Nepal estimula turismo no Everest, mas fluxo de alpinistas traz riscos
A montanha vive situação inédita. De um lado, o governo e as empresas que desejam ampliar ainda mais o número de visitantes. De outro, os críticos
Desde que foi conquistado pelo neozelandês Edmund Hillary e pelo xerpa Tenzing Norgay, em 1953, o Monte Everest, na Cordilheira do Himalaia, foi escalado por mais de 6 000 alpinistas. Durante muito tempo, contudo, chegar ao topo do mundo representava um feito tão extraordinário quanto único, e os alpinistas que desbravavam as geladas montanhas escreviam seus nomes entre os grandes aventureiros da história. Tudo começou a mudar a partir da década de 90, quando agências especializadas passaram a oferecer pacotes turísticos e treinamento especializado a candidatos que pretendiam alcançar o cume, mesmo aqueles com modesta experiência em encarar desafios desse tipo. Com a intensa procura e o relativo despreparo de alguns montanhistas, as tragédias se tornaram inevitáveis. Em 2015, uma avalanche matou 22 pessoas, que engrossaram a lista dos cerca de 300 alpinistas que já morreram nos caminhos do Everest. Agora, a montanha vive situação inédita. De um lado, o governo do Nepal e as empresas de turismo que desejam ampliar ainda mais o número de visitantes no local. De outro, os críticos que se preocupam com a superlotação da montanha.

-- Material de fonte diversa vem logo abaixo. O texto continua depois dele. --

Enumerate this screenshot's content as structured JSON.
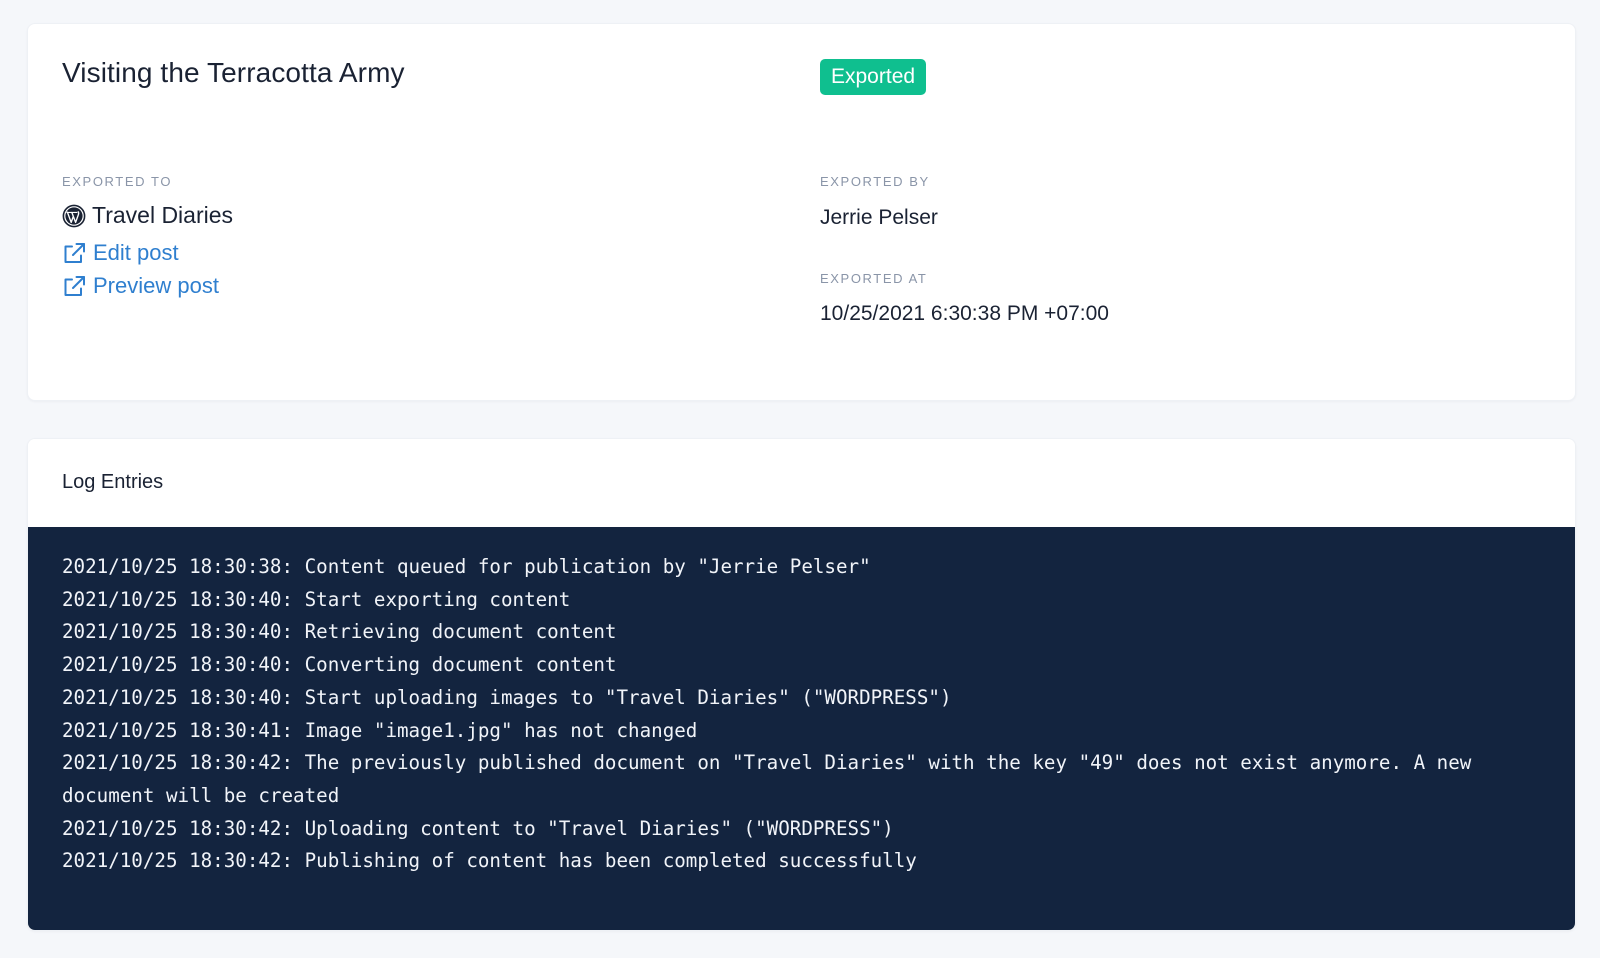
{
  "summary": {
    "title": "Visiting the Terracotta Army",
    "status": "Exported",
    "status_color": "#0fbf8f",
    "exported_to_label": "EXPORTED TO",
    "destination_icon": "wordpress-icon",
    "destination_name": "Travel Diaries",
    "edit_post_label": "Edit post",
    "preview_post_label": "Preview post",
    "link_icon": "external-link-icon",
    "exported_by_label": "EXPORTED BY",
    "exported_by": "Jerrie Pelser",
    "exported_at_label": "EXPORTED AT",
    "exported_at": "10/25/2021 6:30:38 PM +07:00"
  },
  "log": {
    "title": "Log Entries",
    "entries": [
      "2021/10/25 18:30:38: Content queued for publication by \"Jerrie Pelser\"",
      "2021/10/25 18:30:40: Start exporting content",
      "2021/10/25 18:30:40: Retrieving document content",
      "2021/10/25 18:30:40: Converting document content",
      "2021/10/25 18:30:40: Start uploading images to \"Travel Diaries\" (\"WORDPRESS\")",
      "2021/10/25 18:30:41: Image \"image1.jpg\" has not changed",
      "2021/10/25 18:30:42: The previously published document on \"Travel Diaries\" with the key \"49\" does not exist anymore. A new document will be created",
      "2021/10/25 18:30:42: Uploading content to \"Travel Diaries\" (\"WORDPRESS\")",
      "2021/10/25 18:30:42: Publishing of content has been completed successfully"
    ]
  }
}
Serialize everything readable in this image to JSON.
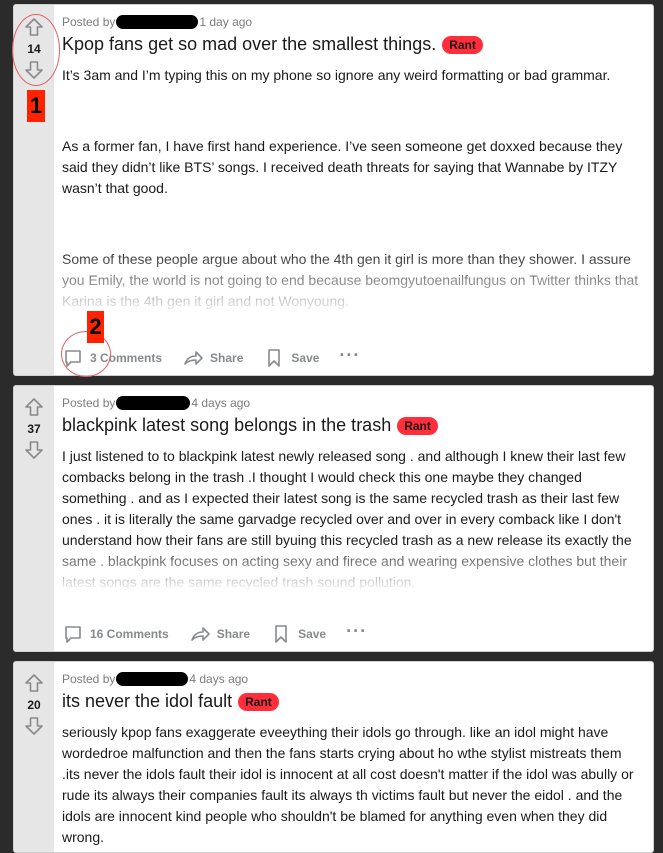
{
  "posts": [
    {
      "votes": "14",
      "posted_by": "Posted by",
      "time": "1 day ago",
      "title": "Kpop fans get so mad over the smallest things.",
      "flair": "Rant",
      "paragraphs": [
        "It’s 3am and I’m typing this on my phone so ignore any weird formatting or bad grammar.",
        "As a former fan, I have first hand experience. I’ve seen someone get doxxed because they said they didn’t like BTS’ songs. I received death threats for saying that Wannabe by ITZY wasn’t that good.",
        "Some of these people argue about who the 4th gen it girl is more than they shower. I assure you Emily, the world is not going to end because beomgyutoenailfungus on Twitter thinks that Karina is the 4th gen it girl and not Wonyoung."
      ],
      "comments": "3 Comments",
      "share": "Share",
      "save": "Save",
      "more": "···"
    },
    {
      "votes": "37",
      "posted_by": "Posted by",
      "time": "4 days ago",
      "title": "blackpink latest song belongs in the trash",
      "flair": "Rant",
      "paragraphs": [
        "I just listened to to blackpink latest newly released song . and although I knew their last few combacks belong in the trash .I thought I would check this one maybe they changed something . and as I expected their latest song is the same recycled trash as their last few ones . it is literally the same garvadge recycled over and over in every comback like I don't understand how their fans are still byuing this recycled trash as a new release its exactly the same . blackpink focuses on acting sexy and firece and wearing expensive clothes but their latest songs are the same recycled trash sound pollution."
      ],
      "comments": "16 Comments",
      "share": "Share",
      "save": "Save",
      "more": "···"
    },
    {
      "votes": "20",
      "posted_by": "Posted by",
      "time": "4 days ago",
      "title": "its never the idol fault",
      "flair": "Rant",
      "paragraphs": [
        "seriously kpop fans exaggerate eveeything their idols go through. like an idol might have wordedroe malfunction and then the fans starts crying about ho wthe stylist mistreats them .its never the idols fault their idol is innocent at all cost doesn't matter if the idol was abully or rude its always their companies fault its always th victims fault but never the eidol . and the idols are innocent kind people who shouldn't be blamed for anything even when they did wrong."
      ]
    }
  ],
  "annotations": {
    "marker1": "1",
    "marker2": "2"
  },
  "colors": {
    "flair": "#ff2e3a",
    "marker": "#ff2200",
    "vote_bg": "#e6e6e6",
    "page_bg": "#2b2b2b"
  }
}
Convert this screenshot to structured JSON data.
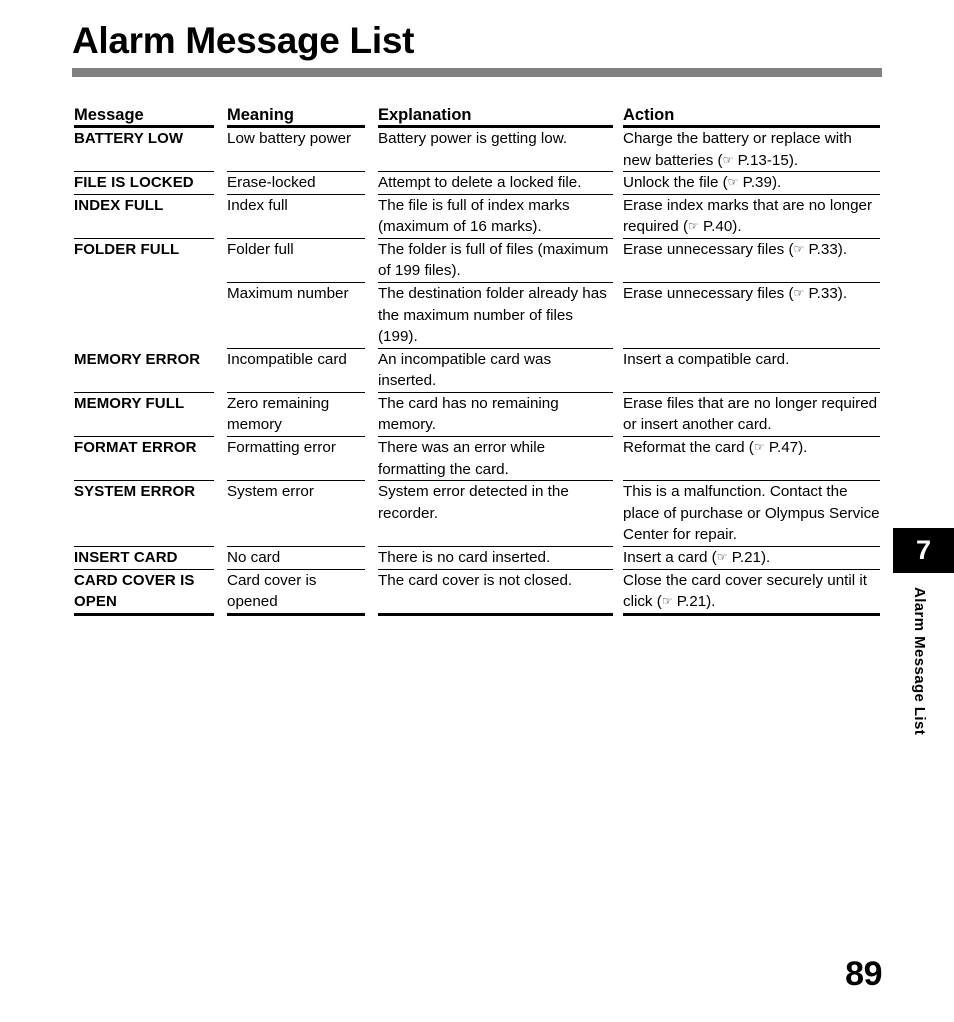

Há pouco mais de dez anos, o número de licenças emitidas pelo Nepal para que alpinistas profissionais tentassem alcançar o cume do Everest disparou. Em 2008, foram 160 autorizações. Em 2021, o número chegou a 408, o recorde atual. A intensa movimentação tem consequências sérias, principalmente por aumentar ainda mais os riscos. Em 2019, ano em que foi emitido o recorde anterior de permissões (veja o quadro), as imagens da montanha abarrotada de alpinistas, ansiosos para tirar uma selfie lá perto do céu nem que para isso fosse necessário passar por cima dos cadáveres de outros colegas, chocaram o mundo. Na ocasião, o britânico Nick Hollis, membro do seleto grupo de 500 atletas que já escalaram os picos mais altos nos sete continentes, afirmou que alpinistas incompetentes eram responsáveis pelo aumento da mortalidade.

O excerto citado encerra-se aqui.